Abstract
Technical Project
The technical project is focused on designing an approach to fluorescently imaging Myeloid Derived Suppressor Cells (MDSCs). These immune cells are of particular interest because they are expressed at elevated levels in mice following Focused Ultrasound (FUS) treatment. MDSCs interact with the tumor microenvironment (TME) to promote tumor growth, and the TME encourages MDSC proliferation. MDSCs can also negatively impact other cells in the immune system. Current approaches to counting and imaging immune cells require that the tumor be removed, which does not allow for the observation of multiple time points or the conjunction of both spatial and cell count data. Designing a probe for in vivo use can help solve this problem by allowing for imaging at multiple time points and providing both spatial and count information. There are two aims to this project: first to fabricate the probe and second to do initial feasibility testing in vivo.
The primary components of this design include the targeting molecule, which ensures that the probe attaches specifically to MDSCs, and the fluorophore, which allows for imaging. The probe must have a high affinity for the target molecule, Ly6G, which can be achieved using an antibody. However, adjustments must be made to make sure that the antibody provides a good target to background ratio and is able to enter the TME. The fluorophore must both avoid tissue damage and be able to penetrate the tissue to allow for imaging. Based on these design criteria, a Fab antibody fragment and the Alexa Fluor 700 were chosen as the targeting molecule and fluorophore. These two can be conjugated using conjugating kits.
The first aim of fabricating the probe was done by making and purifying Fab fragments. These fragments were then tested on a Western Blot to determine if they had been properly fabricated. Due to some technical issues with Western Blotting throughout the project, this was not able to be completed. However, a BCA assay showed promising results with the correct amounts of protein showing up in both the pre-purified and the purified product.
The second aim was completed in a mouse study with a 5 mouse cohort. These mice were injected with 4T1 tumors and then allowed to grow out for about 20 days. The mice were then imaged as were their lungs, spleens, livers, and tumors. This was primarily done as a start to understanding the dosing and antibody kinetics.

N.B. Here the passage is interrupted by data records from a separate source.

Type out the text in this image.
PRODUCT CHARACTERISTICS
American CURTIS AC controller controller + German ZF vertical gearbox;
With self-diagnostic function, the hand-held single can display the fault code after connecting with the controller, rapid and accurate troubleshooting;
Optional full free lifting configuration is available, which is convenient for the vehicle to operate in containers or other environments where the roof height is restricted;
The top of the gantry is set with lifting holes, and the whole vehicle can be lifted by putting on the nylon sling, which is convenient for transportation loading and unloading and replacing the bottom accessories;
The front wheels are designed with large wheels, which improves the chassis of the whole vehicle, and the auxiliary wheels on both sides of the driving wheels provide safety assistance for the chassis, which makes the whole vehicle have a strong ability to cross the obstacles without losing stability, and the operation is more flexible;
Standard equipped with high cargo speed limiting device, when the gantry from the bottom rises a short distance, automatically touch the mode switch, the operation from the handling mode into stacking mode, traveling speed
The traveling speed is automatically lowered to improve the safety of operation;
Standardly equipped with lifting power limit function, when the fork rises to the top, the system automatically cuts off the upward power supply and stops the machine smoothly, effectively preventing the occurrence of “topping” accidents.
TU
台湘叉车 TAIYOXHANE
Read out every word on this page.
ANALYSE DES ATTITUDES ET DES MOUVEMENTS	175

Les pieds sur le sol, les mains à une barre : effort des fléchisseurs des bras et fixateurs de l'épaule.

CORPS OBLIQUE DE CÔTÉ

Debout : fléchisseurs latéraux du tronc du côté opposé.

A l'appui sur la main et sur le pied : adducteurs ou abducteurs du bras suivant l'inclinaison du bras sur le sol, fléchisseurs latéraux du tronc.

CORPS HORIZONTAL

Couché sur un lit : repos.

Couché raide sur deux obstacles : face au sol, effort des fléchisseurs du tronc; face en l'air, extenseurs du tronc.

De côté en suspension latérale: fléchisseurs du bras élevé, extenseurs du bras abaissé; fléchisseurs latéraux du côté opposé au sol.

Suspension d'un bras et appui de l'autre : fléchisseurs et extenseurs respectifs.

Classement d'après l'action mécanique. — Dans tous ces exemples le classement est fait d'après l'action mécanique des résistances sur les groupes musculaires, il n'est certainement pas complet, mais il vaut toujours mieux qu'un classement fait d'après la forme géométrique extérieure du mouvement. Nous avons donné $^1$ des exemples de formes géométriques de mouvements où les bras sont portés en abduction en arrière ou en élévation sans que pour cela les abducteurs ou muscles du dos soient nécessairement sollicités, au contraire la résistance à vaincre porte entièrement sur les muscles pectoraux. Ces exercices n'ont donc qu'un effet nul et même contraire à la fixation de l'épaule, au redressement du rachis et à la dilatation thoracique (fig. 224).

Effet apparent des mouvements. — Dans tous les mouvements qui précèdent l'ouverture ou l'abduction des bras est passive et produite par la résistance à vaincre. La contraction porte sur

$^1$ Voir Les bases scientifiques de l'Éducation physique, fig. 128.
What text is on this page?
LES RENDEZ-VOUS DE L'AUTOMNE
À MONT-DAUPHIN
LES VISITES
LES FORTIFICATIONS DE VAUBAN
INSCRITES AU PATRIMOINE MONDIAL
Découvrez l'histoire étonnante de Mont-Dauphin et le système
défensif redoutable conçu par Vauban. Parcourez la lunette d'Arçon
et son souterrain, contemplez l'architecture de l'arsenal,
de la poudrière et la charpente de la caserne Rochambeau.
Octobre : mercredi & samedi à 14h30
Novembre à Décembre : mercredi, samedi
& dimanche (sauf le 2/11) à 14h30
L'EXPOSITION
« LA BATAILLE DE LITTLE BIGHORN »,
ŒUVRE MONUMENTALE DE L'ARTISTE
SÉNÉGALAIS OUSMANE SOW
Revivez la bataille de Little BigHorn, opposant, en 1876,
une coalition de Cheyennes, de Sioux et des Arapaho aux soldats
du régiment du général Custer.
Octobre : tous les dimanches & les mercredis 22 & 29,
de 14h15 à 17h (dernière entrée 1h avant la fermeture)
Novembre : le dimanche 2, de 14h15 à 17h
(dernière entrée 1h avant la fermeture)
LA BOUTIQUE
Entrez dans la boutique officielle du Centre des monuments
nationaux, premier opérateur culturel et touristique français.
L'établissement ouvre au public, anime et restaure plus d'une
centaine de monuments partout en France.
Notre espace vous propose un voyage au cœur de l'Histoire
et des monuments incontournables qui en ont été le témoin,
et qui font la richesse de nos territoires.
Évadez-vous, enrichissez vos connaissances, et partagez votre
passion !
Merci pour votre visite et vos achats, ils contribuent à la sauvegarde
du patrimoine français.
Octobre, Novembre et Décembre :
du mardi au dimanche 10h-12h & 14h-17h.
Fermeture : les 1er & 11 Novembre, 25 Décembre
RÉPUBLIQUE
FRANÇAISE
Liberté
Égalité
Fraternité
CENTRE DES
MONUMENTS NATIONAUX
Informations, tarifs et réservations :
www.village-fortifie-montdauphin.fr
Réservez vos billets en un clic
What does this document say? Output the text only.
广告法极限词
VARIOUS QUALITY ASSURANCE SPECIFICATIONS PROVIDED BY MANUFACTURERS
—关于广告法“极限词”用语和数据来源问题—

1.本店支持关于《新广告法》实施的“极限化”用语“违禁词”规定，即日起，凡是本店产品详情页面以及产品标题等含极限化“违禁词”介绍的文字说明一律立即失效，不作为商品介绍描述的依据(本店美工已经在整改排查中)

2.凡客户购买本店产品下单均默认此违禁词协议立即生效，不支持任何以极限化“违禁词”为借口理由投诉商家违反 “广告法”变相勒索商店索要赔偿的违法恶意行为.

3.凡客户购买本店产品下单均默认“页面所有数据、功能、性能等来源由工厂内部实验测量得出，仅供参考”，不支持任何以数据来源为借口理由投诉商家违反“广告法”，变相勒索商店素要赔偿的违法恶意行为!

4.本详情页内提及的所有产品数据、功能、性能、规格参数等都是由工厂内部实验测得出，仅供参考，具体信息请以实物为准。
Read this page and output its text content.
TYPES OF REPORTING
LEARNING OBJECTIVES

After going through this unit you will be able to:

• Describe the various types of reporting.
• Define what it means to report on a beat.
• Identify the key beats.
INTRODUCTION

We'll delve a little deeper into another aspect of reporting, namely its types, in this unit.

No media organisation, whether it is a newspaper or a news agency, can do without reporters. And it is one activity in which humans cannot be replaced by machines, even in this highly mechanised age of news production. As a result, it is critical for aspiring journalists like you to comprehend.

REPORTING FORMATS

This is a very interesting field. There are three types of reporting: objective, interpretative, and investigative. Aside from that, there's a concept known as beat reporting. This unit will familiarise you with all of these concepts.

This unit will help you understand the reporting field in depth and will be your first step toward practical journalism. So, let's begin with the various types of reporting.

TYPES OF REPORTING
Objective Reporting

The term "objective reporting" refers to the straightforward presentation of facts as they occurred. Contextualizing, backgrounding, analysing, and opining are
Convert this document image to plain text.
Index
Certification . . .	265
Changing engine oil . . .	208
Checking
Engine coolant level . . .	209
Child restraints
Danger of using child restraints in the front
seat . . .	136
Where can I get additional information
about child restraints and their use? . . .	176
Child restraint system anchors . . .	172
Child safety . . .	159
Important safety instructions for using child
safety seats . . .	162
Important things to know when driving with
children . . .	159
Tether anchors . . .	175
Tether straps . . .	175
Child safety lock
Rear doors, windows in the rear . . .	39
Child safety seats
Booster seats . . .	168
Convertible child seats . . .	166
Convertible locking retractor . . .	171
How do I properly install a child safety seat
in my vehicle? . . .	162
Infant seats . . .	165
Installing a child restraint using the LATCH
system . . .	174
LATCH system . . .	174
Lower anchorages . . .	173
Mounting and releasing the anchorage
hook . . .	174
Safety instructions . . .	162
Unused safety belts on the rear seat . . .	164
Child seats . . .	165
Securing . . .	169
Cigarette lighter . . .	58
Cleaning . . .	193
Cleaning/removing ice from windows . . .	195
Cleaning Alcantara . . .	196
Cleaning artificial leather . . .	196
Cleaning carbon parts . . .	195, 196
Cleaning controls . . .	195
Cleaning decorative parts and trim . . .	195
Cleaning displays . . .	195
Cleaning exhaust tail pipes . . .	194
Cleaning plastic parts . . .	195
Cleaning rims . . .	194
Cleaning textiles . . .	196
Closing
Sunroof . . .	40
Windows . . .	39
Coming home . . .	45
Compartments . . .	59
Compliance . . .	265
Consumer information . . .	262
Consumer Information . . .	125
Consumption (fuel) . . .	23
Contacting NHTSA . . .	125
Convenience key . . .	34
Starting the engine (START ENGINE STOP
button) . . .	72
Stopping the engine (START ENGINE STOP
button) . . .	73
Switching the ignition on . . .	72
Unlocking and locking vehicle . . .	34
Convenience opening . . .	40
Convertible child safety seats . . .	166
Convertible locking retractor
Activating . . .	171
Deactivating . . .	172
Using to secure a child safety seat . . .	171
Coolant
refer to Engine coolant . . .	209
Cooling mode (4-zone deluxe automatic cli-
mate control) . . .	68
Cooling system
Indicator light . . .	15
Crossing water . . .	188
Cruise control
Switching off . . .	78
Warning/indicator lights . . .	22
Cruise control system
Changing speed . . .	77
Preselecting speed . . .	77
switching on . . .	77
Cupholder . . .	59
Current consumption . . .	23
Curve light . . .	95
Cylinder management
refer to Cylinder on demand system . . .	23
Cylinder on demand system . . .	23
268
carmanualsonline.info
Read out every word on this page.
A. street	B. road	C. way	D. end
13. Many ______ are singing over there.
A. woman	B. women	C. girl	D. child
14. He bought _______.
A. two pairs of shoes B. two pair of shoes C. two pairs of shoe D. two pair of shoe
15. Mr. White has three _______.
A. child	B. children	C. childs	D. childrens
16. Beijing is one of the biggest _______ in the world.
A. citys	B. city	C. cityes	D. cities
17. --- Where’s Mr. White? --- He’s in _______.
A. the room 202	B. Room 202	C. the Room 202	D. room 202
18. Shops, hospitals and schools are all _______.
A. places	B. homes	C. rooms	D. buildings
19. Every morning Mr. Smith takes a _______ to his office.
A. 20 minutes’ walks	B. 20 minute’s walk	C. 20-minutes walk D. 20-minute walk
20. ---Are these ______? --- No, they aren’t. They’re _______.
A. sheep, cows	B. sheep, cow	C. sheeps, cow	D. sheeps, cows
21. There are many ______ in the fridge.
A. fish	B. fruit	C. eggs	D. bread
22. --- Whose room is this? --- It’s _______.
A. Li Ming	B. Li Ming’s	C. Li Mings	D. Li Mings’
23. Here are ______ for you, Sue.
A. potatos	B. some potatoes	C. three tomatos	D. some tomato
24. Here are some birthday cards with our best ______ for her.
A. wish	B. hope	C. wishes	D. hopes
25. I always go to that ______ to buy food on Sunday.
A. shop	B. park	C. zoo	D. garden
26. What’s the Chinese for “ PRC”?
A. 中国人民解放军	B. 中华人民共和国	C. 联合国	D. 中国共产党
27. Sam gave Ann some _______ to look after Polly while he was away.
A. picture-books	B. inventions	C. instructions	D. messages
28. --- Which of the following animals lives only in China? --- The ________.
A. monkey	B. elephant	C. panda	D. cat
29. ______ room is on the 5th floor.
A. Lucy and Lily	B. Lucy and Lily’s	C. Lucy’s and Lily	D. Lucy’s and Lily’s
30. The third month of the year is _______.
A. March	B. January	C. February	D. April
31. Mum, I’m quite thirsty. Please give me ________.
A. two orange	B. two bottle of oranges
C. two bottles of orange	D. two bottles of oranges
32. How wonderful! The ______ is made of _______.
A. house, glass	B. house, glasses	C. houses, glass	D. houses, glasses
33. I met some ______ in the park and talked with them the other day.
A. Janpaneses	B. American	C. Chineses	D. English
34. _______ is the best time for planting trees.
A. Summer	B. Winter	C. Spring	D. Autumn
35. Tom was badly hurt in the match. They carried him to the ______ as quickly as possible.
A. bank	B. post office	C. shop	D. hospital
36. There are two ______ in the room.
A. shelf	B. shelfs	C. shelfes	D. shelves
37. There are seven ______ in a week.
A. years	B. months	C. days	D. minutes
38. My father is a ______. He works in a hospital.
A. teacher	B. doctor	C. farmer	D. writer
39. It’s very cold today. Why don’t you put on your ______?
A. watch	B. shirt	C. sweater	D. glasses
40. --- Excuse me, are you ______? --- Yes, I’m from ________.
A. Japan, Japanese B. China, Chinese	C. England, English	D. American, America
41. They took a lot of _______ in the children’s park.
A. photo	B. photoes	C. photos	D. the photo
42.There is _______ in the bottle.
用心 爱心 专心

Future work in this area includes completing probe fabrication and testing this probe both in vitro and in vivo. Another area of future work is fabricating other probe types and testing to determine the optimal targeting molecule/fluorophore combination.
STS Research Paper
The STS paper is focused on examining current First in Human (FIH) clinical trial practices through three ethical lenses: utilitarian ethics, Kantian ethics, and the care ethic. Utilitarian ethics is largely used to justify current clinical trial practices. The other two ethics are chosen as contrasts to this ethic, as they focus more on individual rights than the good of all society. This topic is examined as it related to historical codes of human experimentation, the preclinical to clinical translation, informed consent and patient populations.
Historical codes of ethics were developed in response to Nazi experimentation done in World War II, which had no regard for individual rights or suffering. These codes align with Kantian and care ethics more than utilitarian ethics, further confirming that these are ethics perhaps more appropriate for evaluating FIH trials than the utilitarian ethic.
The preclinical to clinical translation is discussed in terms of how few treatments make it past the FIH trial stage due to unforeseen consequences. Lack of knowledge of the differences between animal and human immune systems can create issues in this translation from preclinical to clinical work. Through the Kantian and care ethics lenses, the understanding of these differences should be improved to ensure patient safety.
Informed consent poses significant challenges in current FIH trial practices. Making sure that patients understand trials is good and important. However, current standards have led to long and convoluted informed consent documents that are not accessible to the average person. These practices should be improved to live up to the standards of informed consent.
Patient populations in clinical trials pose an issue as they do not reflect the populations that will potentially be taking the drug. This can become an issue when treatments interact with these different groups differently. In order to create a culture of trust between the medical and general communities, clinical trials should reflect the populations of the target population.
Overall, FIH trial practices are in need of improvement. Combining the utilitarian ethic with the Kantian and care ethics can hopefully provide a route to improving these practices.